P05-06

A Mechanism-based Prediction Model of P-glycoprotein Compound Efflux

Yulong GOU *1, Suyong RE2, Kenji MIZUGUCHI1, Chioko NAGAO1

1Institute for Protein Research, The University of Osaka
2National Institutes of Biomedical Innovation, Health and Nutrition


P-glycoprotein (P-gp) is widely expressed in human cell membranes and contributes to expelling a broad range of substances from cells. Overexpression of P-gp in tumor cells leads to multidrug resistance (MDR) and affects the ADME properties of drugs. Predicting the efflux ratio of drugs helps improve the success rate of drug discovery but remains a challenge. Although some machine-learning-based prediction models have been developed, traditional machine learning methods are often highly data-dependent. Gunaydin et al. proposed a mechanism-based prediction model of the net efflux ratio (NER), where the difference in solvation free energy between water and chloroform was used to model the dissociation process of compounds from the P-gp binding site to the extracellular space. Previously, we validated this method using a dataset from Watanabe et al. and observed non-negligible outliers among highly hydrophilic non-substrates.

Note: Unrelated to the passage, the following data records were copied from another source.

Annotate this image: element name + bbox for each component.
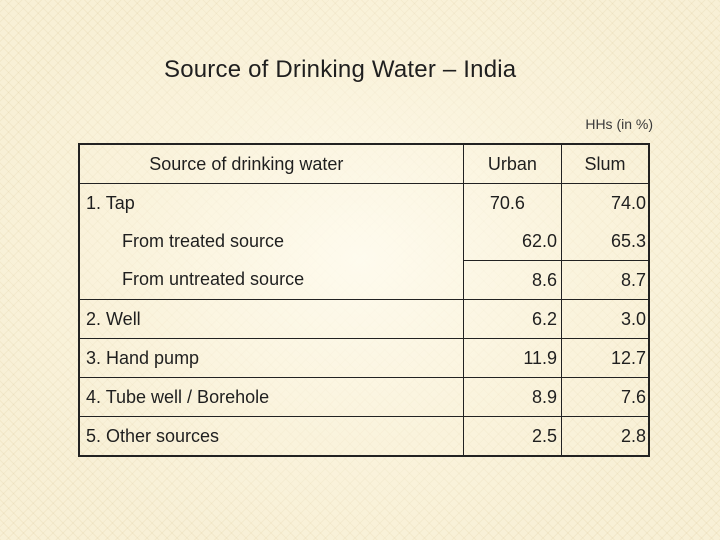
row-label: 3. Hand pump — [79, 338, 464, 378]
slide-title: Source of Drinking Water – India — [164, 56, 517, 83]
urban-value: 70.6 — [463, 183, 563, 222]
slum-value: 3.0 — [561, 299, 649, 339]
urban-value: 6.2 — [463, 299, 563, 339]
table-row: 5. Other sources 2.5 2.8 — [79, 416, 649, 456]
urban-value: 8.6 — [463, 260, 563, 300]
table-row: 3. Hand pump 11.9 12.7 — [79, 338, 649, 378]
table-row: From untreated source 8.6 8.7 — [79, 260, 649, 300]
slum-value: 7.6 — [561, 377, 649, 417]
row-label: From treated source — [79, 222, 464, 261]
table-row: From treated source 62.0 65.3 — [79, 222, 649, 261]
header-source: Source of drinking water — [79, 144, 464, 184]
header-urban: Urban — [463, 144, 563, 184]
slum-value: 12.7 — [561, 338, 649, 378]
row-label: 4. Tube well / Borehole — [79, 377, 464, 417]
table-header-row: Source of drinking water Urban Slum — [79, 144, 649, 184]
table-row: 2. Well 6.2 3.0 — [79, 299, 649, 339]
drinking-water-table: Source of drinking water Urban Slum 1. T… — [78, 143, 650, 457]
slum-value: 74.0 — [610, 192, 646, 213]
table-row: 4. Tube well / Borehole 8.9 7.6 — [79, 377, 649, 417]
row-label: 2. Well — [79, 299, 464, 339]
urban-value: 2.5 — [463, 416, 563, 456]
slum-value: 2.8 — [561, 416, 649, 456]
row-label: 5. Other sources — [79, 416, 464, 456]
urban-value: 8.9 — [463, 377, 563, 417]
table-row: 1. Tap 70.6 74.0 — [79, 183, 649, 222]
slum-value: 8.7 — [561, 260, 649, 300]
header-slum: Slum — [561, 144, 649, 184]
urban-value: 62.0 — [463, 222, 563, 261]
row-label: From untreated source — [79, 260, 464, 300]
slum-value: 65.3 — [610, 230, 646, 251]
urban-value: 11.9 — [463, 338, 563, 378]
row-label: 1. Tap — [79, 183, 464, 222]
unit-note: HHs (in %) — [585, 116, 653, 132]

Structural and physicochemical analysis revealed that these compounds had a higher number of hydrogen bond donors, suggesting that both intra- and intermolecular hydrogen bonding interactions are important in the P-gp-mediated efflux process.
Here, we developed a physicochemical model that extends Gunaydin’s approach by incorporating the binding process of compounds to P-gp, as well as the effect of intramolecular hydrogen bonding in the dissociation process. We performed 100 cyclic conformational searches for each compound using the MMFF94 force field in RDKit to model intramolecular interactions. We investigated the solvation free energy of these molecules in chloroform and water at the M062X/6-31G* level of IEFPCM theory, and the pKa values were corrected with the MolGpKa software. Since there was no available crystal structure of human P-gp in the inward-facing state, we generated a P-gp structure in this conformation using AlphaFold2.
For each compound, we generated 1,000 distinct docking poses using the AutoDock Smina program and then ranked them to identify the most stable binding modes and their corresponding binding affinities. Based on the known mechanism of P-gp-mediated efflux, we also hypothesized that molecular size affects the binding strength and the efflux process. Based on these insights, we developed a sigmoidal model linking the NER to three key physicochemical parameters: solvation free energy, binding affinity, and molecular size. This model reflects the saturable kinetics characteristic of biological transport systems.
To effectively integrate these parameters into a robust predictive model, we trained an XGBoost model using 5-fold cross-validation on our training dataset of 385 compounds and validated its performance on an independent test set of 48 compounds. Our model achieved an AUC-ROC of 0.89, with 94% accuracy for compounds with an NER < 2 and 90% recall for compounds with an NER ≥ 2.